The publication of the survey follows Aon’s 1H 2025 Global Catastrophe Recap, which recorded the second-highest insured losses for any first half on record.
The report emphasises how the escalating cost of natural disasters is reinforcing the need for robust modelling capabilities within the insurance industry.
According to Aon’s findings, nearly half of the insurers surveyed—48 percent—do not currently license catastrophe models, and only 27 percent have dedicated teams to evaluate the models they use.
This highlights a significant gap in model utilisation and expertise that could affect how insurers assess risk, structure capital, and respond to disaster scenarios.
Aon noted that most insurers increasingly recognise the value of analytics in their operations. Over 80 percent of respondents consider analytics critical to both risk management and reinsurance placement. However, many of these companies operate with catastrophe teams of five or fewer people.
As a result, Aon observed a heavy reliance on reinsurance brokers to provide analytical insight, enabling insurers to interpret models more effectively, manage their portfolios, and respond quickly when disasters occur.
The survey also showed strong support for models grounded in scientific and engineering rigor. More than 70 percent of respondents said such foundations are essential when applying models to underwriting, capital management, and reinsurance strategies. When choosing which models to license, 44 percent of participants prioritized the soundness and logic of the modelling methodology.

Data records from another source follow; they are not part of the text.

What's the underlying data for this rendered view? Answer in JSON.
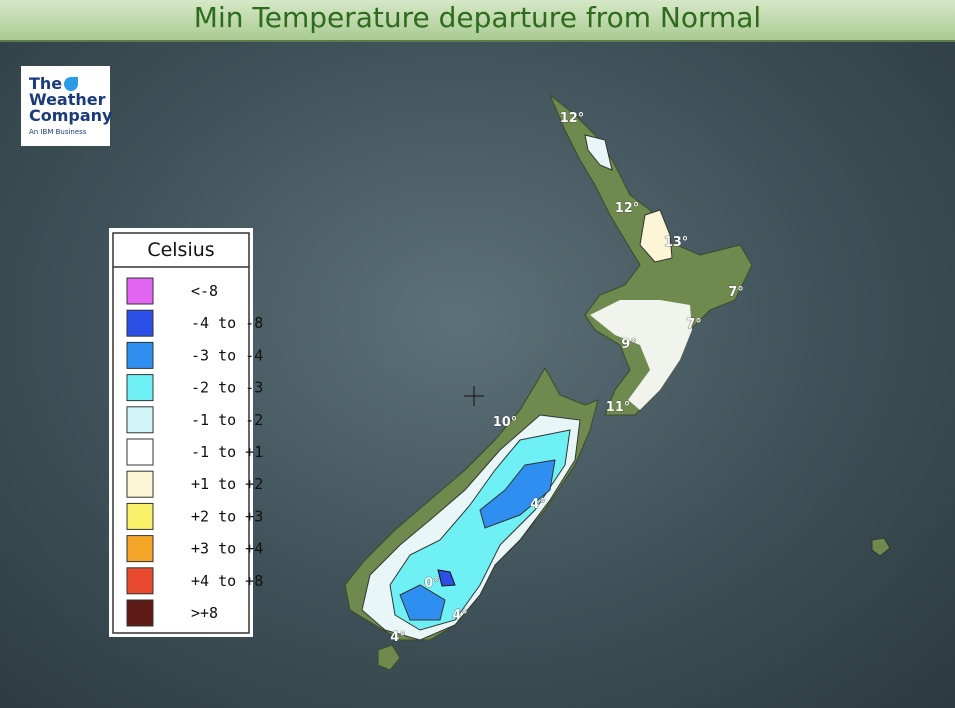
{
  "header": {
    "title": "Min Temperature departure from Normal"
  },
  "logo": {
    "line1": "The",
    "line2": "Weather",
    "line3": "Company",
    "tagline": "An IBM Business"
  },
  "legend": {
    "title": "Celsius",
    "items": [
      {
        "label": "<-8",
        "color": "#e366f2"
      },
      {
        "label": "-4 to -8",
        "color": "#2c4fe8"
      },
      {
        "label": "-3 to -4",
        "color": "#2f8ff0"
      },
      {
        "label": "-2 to -3",
        "color": "#6ff0f5"
      },
      {
        "label": "-1 to -2",
        "color": "#d2f6f8"
      },
      {
        "label": "-1 to +1",
        "color": "#ffffff"
      },
      {
        "label": "+1 to +2",
        "color": "#fdf6d6"
      },
      {
        "label": "+2 to +3",
        "color": "#fbf06a"
      },
      {
        "label": "+3 to +4",
        "color": "#f5a628"
      },
      {
        "label": "+4 to +8",
        "color": "#e84a30"
      },
      {
        "label": ">+8",
        "color": "#5e1a14"
      }
    ]
  },
  "map_labels": [
    "12°",
    "12°",
    "13°",
    "7°",
    "7°",
    "9°",
    "11°",
    "10°",
    "4°",
    "0°",
    "4°",
    "4°"
  ]
}
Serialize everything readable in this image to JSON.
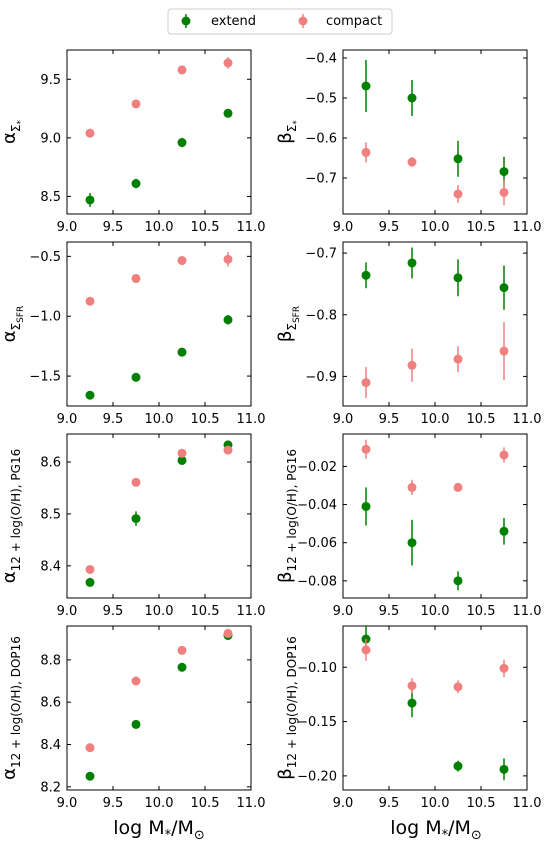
{
  "figure": {
    "xlabel": "log M",
    "xlabel_sub": "*",
    "xlabel_tail": "/M",
    "xlabel_sub2": "⊙"
  },
  "legend": {
    "placement": "top-center",
    "entries": [
      {
        "label": "extend",
        "color": "#008000"
      },
      {
        "label": "compact",
        "color": "#f08080"
      }
    ]
  },
  "chart_data": [
    {
      "type": "scatter",
      "panel": "alpha-sigma-star",
      "ylabel_main": "α",
      "ylabel_sub": "Σ",
      "ylabel_subsub": "*",
      "xlim": [
        9.0,
        11.0
      ],
      "ylim": [
        8.35,
        9.75
      ],
      "xticks": [
        "9.0",
        "9.5",
        "10.0",
        "10.5",
        "11.0"
      ],
      "yticks": [
        8.5,
        9.0,
        9.5
      ],
      "ytick_labels": [
        "8.5",
        "9.0",
        "9.5"
      ],
      "series": [
        {
          "name": "extend",
          "color": "#008000",
          "x": [
            9.25,
            9.75,
            10.25,
            10.75
          ],
          "y": [
            8.47,
            8.61,
            8.96,
            9.21
          ],
          "err": [
            0.06,
            0.04,
            0.04,
            0.03
          ]
        },
        {
          "name": "compact",
          "color": "#f08080",
          "x": [
            9.25,
            9.75,
            10.25,
            10.75
          ],
          "y": [
            9.04,
            9.29,
            9.58,
            9.64
          ],
          "err": [
            0.02,
            0.02,
            0.02,
            0.05
          ]
        }
      ]
    },
    {
      "type": "scatter",
      "panel": "beta-sigma-star",
      "ylabel_main": "β",
      "ylabel_sub": "Σ",
      "ylabel_subsub": "*",
      "xlim": [
        9.0,
        11.0
      ],
      "ylim": [
        -0.79,
        -0.38
      ],
      "xticks": [
        "9.0",
        "9.5",
        "10.0",
        "10.5",
        "11.0"
      ],
      "yticks": [
        -0.7,
        -0.6,
        -0.5,
        -0.4
      ],
      "ytick_labels": [
        "−0.7",
        "−0.6",
        "−0.5",
        "−0.4"
      ],
      "series": [
        {
          "name": "extend",
          "color": "#008000",
          "x": [
            9.25,
            9.75,
            10.25,
            10.75
          ],
          "y": [
            -0.47,
            -0.5,
            -0.652,
            -0.684
          ],
          "err": [
            0.065,
            0.045,
            0.045,
            0.037
          ]
        },
        {
          "name": "compact",
          "color": "#f08080",
          "x": [
            9.25,
            9.75,
            10.25,
            10.75
          ],
          "y": [
            -0.636,
            -0.66,
            -0.74,
            -0.736
          ],
          "err": [
            0.025,
            0.012,
            0.022,
            0.032
          ]
        }
      ]
    },
    {
      "type": "scatter",
      "panel": "alpha-sigma-sfr",
      "ylabel_main": "α",
      "ylabel_sub": "Σ",
      "ylabel_subsub": "SFR",
      "xlim": [
        9.0,
        11.0
      ],
      "ylim": [
        -1.75,
        -0.38
      ],
      "xticks": [
        "9.0",
        "9.5",
        "10.0",
        "10.5",
        "11.0"
      ],
      "yticks": [
        -1.5,
        -1.0,
        -0.5
      ],
      "ytick_labels": [
        "−1.5",
        "−1.0",
        "−0.5"
      ],
      "series": [
        {
          "name": "extend",
          "color": "#008000",
          "x": [
            9.25,
            9.75,
            10.25,
            10.75
          ],
          "y": [
            -1.66,
            -1.51,
            -1.3,
            -1.03
          ],
          "err": [
            0.02,
            0.02,
            0.03,
            0.04
          ]
        },
        {
          "name": "compact",
          "color": "#f08080",
          "x": [
            9.25,
            9.75,
            10.25,
            10.75
          ],
          "y": [
            -0.875,
            -0.685,
            -0.535,
            -0.525
          ],
          "err": [
            0.02,
            0.03,
            0.02,
            0.06
          ]
        }
      ]
    },
    {
      "type": "scatter",
      "panel": "beta-sigma-sfr",
      "ylabel_main": "β",
      "ylabel_sub": "Σ",
      "ylabel_subsub": "SFR",
      "xlim": [
        9.0,
        11.0
      ],
      "ylim": [
        -0.948,
        -0.682
      ],
      "xticks": [
        "9.0",
        "9.5",
        "10.0",
        "10.5",
        "11.0"
      ],
      "yticks": [
        -0.9,
        -0.8,
        -0.7
      ],
      "ytick_labels": [
        "−0.9",
        "−0.8",
        "−0.7"
      ],
      "series": [
        {
          "name": "extend",
          "color": "#008000",
          "x": [
            9.25,
            9.75,
            10.25,
            10.75
          ],
          "y": [
            -0.736,
            -0.716,
            -0.74,
            -0.756
          ],
          "err": [
            0.021,
            0.025,
            0.03,
            0.036
          ]
        },
        {
          "name": "compact",
          "color": "#f08080",
          "x": [
            9.25,
            9.75,
            10.25,
            10.75
          ],
          "y": [
            -0.91,
            -0.882,
            -0.872,
            -0.859
          ],
          "err": [
            0.025,
            0.027,
            0.021,
            0.047
          ]
        }
      ]
    },
    {
      "type": "scatter",
      "panel": "alpha-oh-pg16",
      "ylabel_main": "α",
      "ylabel_sub": "12 + log(O/H), PG16",
      "ylabel_subsub": "",
      "xlim": [
        9.0,
        11.0
      ],
      "ylim": [
        8.338,
        8.654
      ],
      "xticks": [
        "9.0",
        "9.5",
        "10.0",
        "10.5",
        "11.0"
      ],
      "yticks": [
        8.4,
        8.5,
        8.6
      ],
      "ytick_labels": [
        "8.4",
        "8.5",
        "8.6"
      ],
      "series": [
        {
          "name": "extend",
          "color": "#008000",
          "x": [
            9.25,
            9.75,
            10.25,
            10.75
          ],
          "y": [
            8.368,
            8.491,
            8.603,
            8.633
          ],
          "err": [
            0.008,
            0.014,
            0.004,
            0.004
          ]
        },
        {
          "name": "compact",
          "color": "#f08080",
          "x": [
            9.25,
            9.75,
            10.25,
            10.75
          ],
          "y": [
            8.393,
            8.561,
            8.617,
            8.623
          ],
          "err": [
            0.004,
            0.003,
            0.003,
            0.004
          ]
        }
      ]
    },
    {
      "type": "scatter",
      "panel": "beta-oh-pg16",
      "ylabel_main": "β",
      "ylabel_sub": "12 + log(O/H), PG16",
      "ylabel_subsub": "",
      "xlim": [
        9.0,
        11.0
      ],
      "ylim": [
        -0.089,
        -0.003
      ],
      "xticks": [
        "9.0",
        "9.5",
        "10.0",
        "10.5",
        "11.0"
      ],
      "yticks": [
        -0.08,
        -0.06,
        -0.04,
        -0.02
      ],
      "ytick_labels": [
        "−0.08",
        "−0.06",
        "−0.04",
        "−0.02"
      ],
      "series": [
        {
          "name": "extend",
          "color": "#008000",
          "x": [
            9.25,
            9.75,
            10.25,
            10.75
          ],
          "y": [
            -0.041,
            -0.06,
            -0.08,
            -0.054
          ],
          "err": [
            0.01,
            0.012,
            0.005,
            0.007
          ]
        },
        {
          "name": "compact",
          "color": "#f08080",
          "x": [
            9.25,
            9.75,
            10.25,
            10.75
          ],
          "y": [
            -0.011,
            -0.031,
            -0.031,
            -0.014
          ],
          "err": [
            0.005,
            0.004,
            0.002,
            0.004
          ]
        }
      ]
    },
    {
      "type": "scatter",
      "panel": "alpha-oh-dop16",
      "ylabel_main": "α",
      "ylabel_sub": "12 + log(O/H), DOP16",
      "ylabel_subsub": "",
      "xlim": [
        9.0,
        11.0
      ],
      "ylim": [
        8.185,
        8.96
      ],
      "xticks": [
        "9.0",
        "9.5",
        "10.0",
        "10.5",
        "11.0"
      ],
      "yticks": [
        8.2,
        8.4,
        8.6,
        8.8
      ],
      "ytick_labels": [
        "8.2",
        "8.4",
        "8.6",
        "8.8"
      ],
      "series": [
        {
          "name": "extend",
          "color": "#008000",
          "x": [
            9.25,
            9.75,
            10.25,
            10.75
          ],
          "y": [
            8.25,
            8.495,
            8.765,
            8.915
          ],
          "err": [
            0.015,
            0.01,
            0.01,
            0.01
          ]
        },
        {
          "name": "compact",
          "color": "#f08080",
          "x": [
            9.25,
            9.75,
            10.25,
            10.75
          ],
          "y": [
            8.385,
            8.7,
            8.845,
            8.925
          ],
          "err": [
            0.01,
            0.01,
            0.01,
            0.01
          ]
        }
      ]
    },
    {
      "type": "scatter",
      "panel": "beta-oh-dop16",
      "ylabel_main": "β",
      "ylabel_sub": "12 + log(O/H), DOP16",
      "ylabel_subsub": "",
      "xlim": [
        9.0,
        11.0
      ],
      "ylim": [
        -0.213,
        -0.062
      ],
      "xticks": [
        "9.0",
        "9.5",
        "10.0",
        "10.5",
        "11.0"
      ],
      "yticks": [
        -0.2,
        -0.15,
        -0.1
      ],
      "ytick_labels": [
        "−0.20",
        "−0.15",
        "−0.10"
      ],
      "series": [
        {
          "name": "extend",
          "color": "#008000",
          "x": [
            9.25,
            9.75,
            10.25,
            10.75
          ],
          "y": [
            -0.074,
            -0.133,
            -0.191,
            -0.194
          ],
          "err": [
            0.012,
            0.013,
            0.005,
            0.01
          ]
        },
        {
          "name": "compact",
          "color": "#f08080",
          "x": [
            9.25,
            9.75,
            10.25,
            10.75
          ],
          "y": [
            -0.084,
            -0.117,
            -0.118,
            -0.101
          ],
          "err": [
            0.01,
            0.007,
            0.006,
            0.008
          ]
        }
      ]
    }
  ]
}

Aon also highlighted regional variation in how insurers approach catastrophe risk. For instance, US-based companies tend to adopt new catastrophe models more quickly and with less emphasis on climate change impacts, whereas insurers in the UK and across EMEA typically take a slower approach to adoption while giving more weight to climate-related considerations.
Preferences for catastrophe model providers were also found to differ from region to region, further emphasising the localised nature of risk strategies.

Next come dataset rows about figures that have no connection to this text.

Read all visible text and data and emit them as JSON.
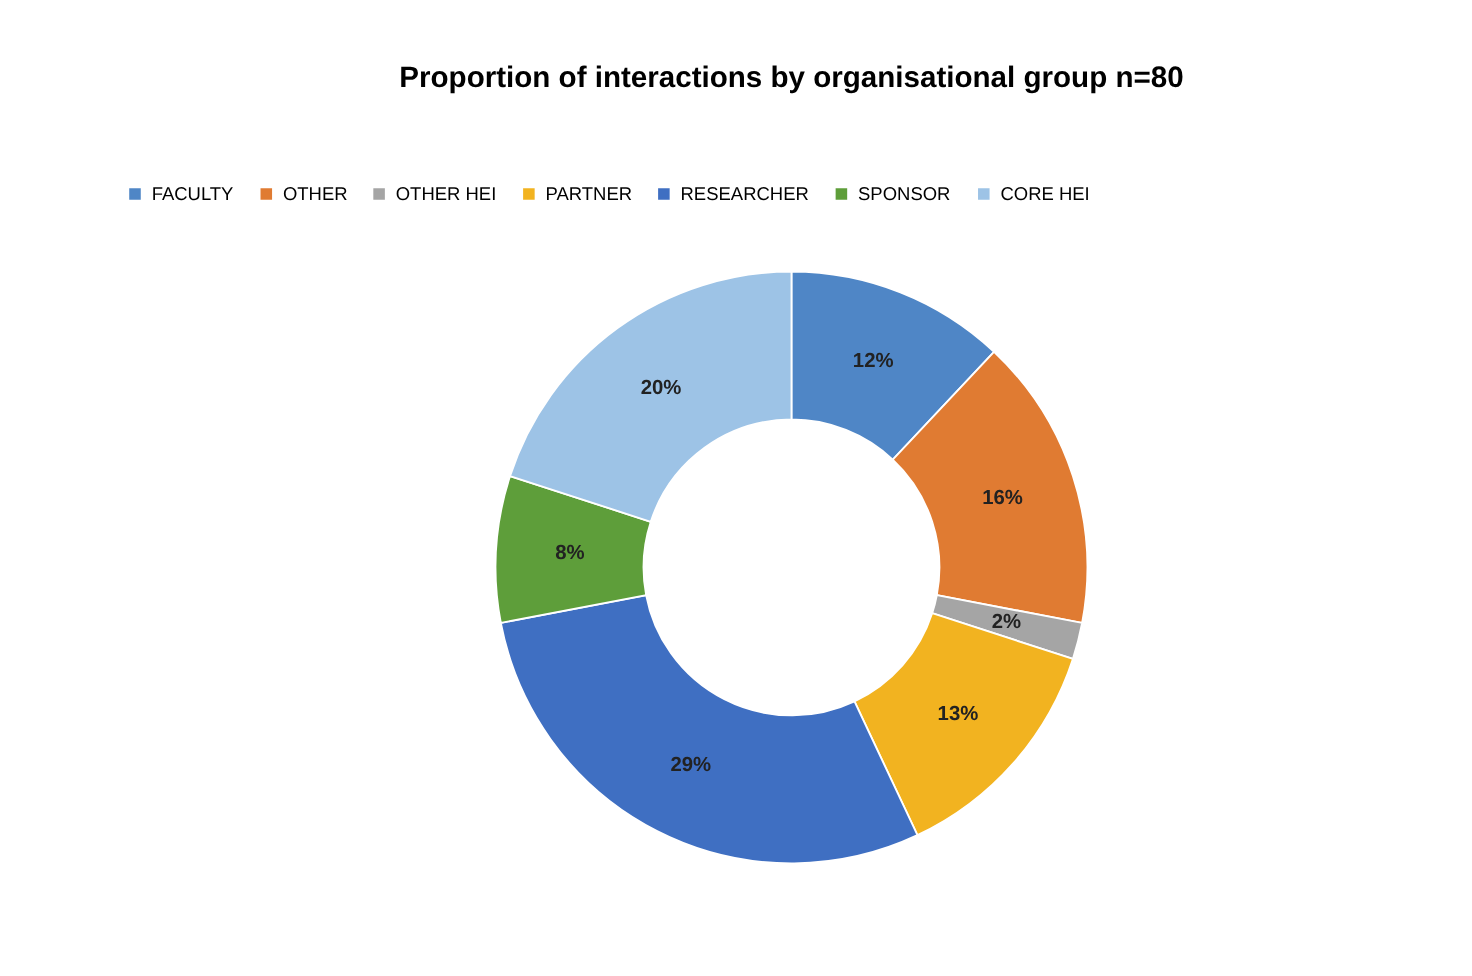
{
  "chart_data": {
    "type": "donut",
    "title": "Proportion of interactions by organisational group n=80",
    "categories": [
      "FACULTY",
      "OTHER",
      "OTHER HEI",
      "PARTNER",
      "RESEARCHER",
      "SPONSOR",
      "CORE HEI"
    ],
    "values": [
      12,
      16,
      2,
      13,
      29,
      8,
      20
    ],
    "value_labels": [
      "12%",
      "16%",
      "2%",
      "13%",
      "29%",
      "8%",
      "20%"
    ],
    "colors": [
      "#4f86c6",
      "#e07b32",
      "#a5a5a5",
      "#f2b320",
      "#3f6fc2",
      "#5e9e3a",
      "#9dc3e6"
    ],
    "legend": "top"
  }
}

Throughout the survey, Aon identified a number of common concerns facing insurers. Data quality was frequently cited, with 68 percent of participants indicating they are actively working to improve property data and location accuracy. Concerns around model transparency also featured prominently, with insurers pointing to instances where projected losses did not align with actual claims experience.
Accumulation risk management emerged as another challenge, and Aon noted that many respondents depend on their reinsurance brokers for tools to manage exposure aggregation.
Despite wide recognition of the threat posed by non-modelled losses, only 20 percent of insurers said they adjust their risk views to account for them. Meanwhile, 68 percent of respondents are seeking better methods for incorporating climate change into their modelling and risk planning.
Katie Carter, Head of View of Risk Advisory for Aon in the Americas, commented: “In an increasingly complex and volatile global risk environment, our survey highlights the importance of re/insurers implementing a multi-model, risk-level catastrophe management strategy that incorporates the latest climate science.
“It also reveals that risk management strategies vary regionally and must be considered when identifying appropriate risk transfer mechanisms to optimise utilisation of capital. Taking such steps can lead to better business decisions, and a generally more robust global re/insurance industry.”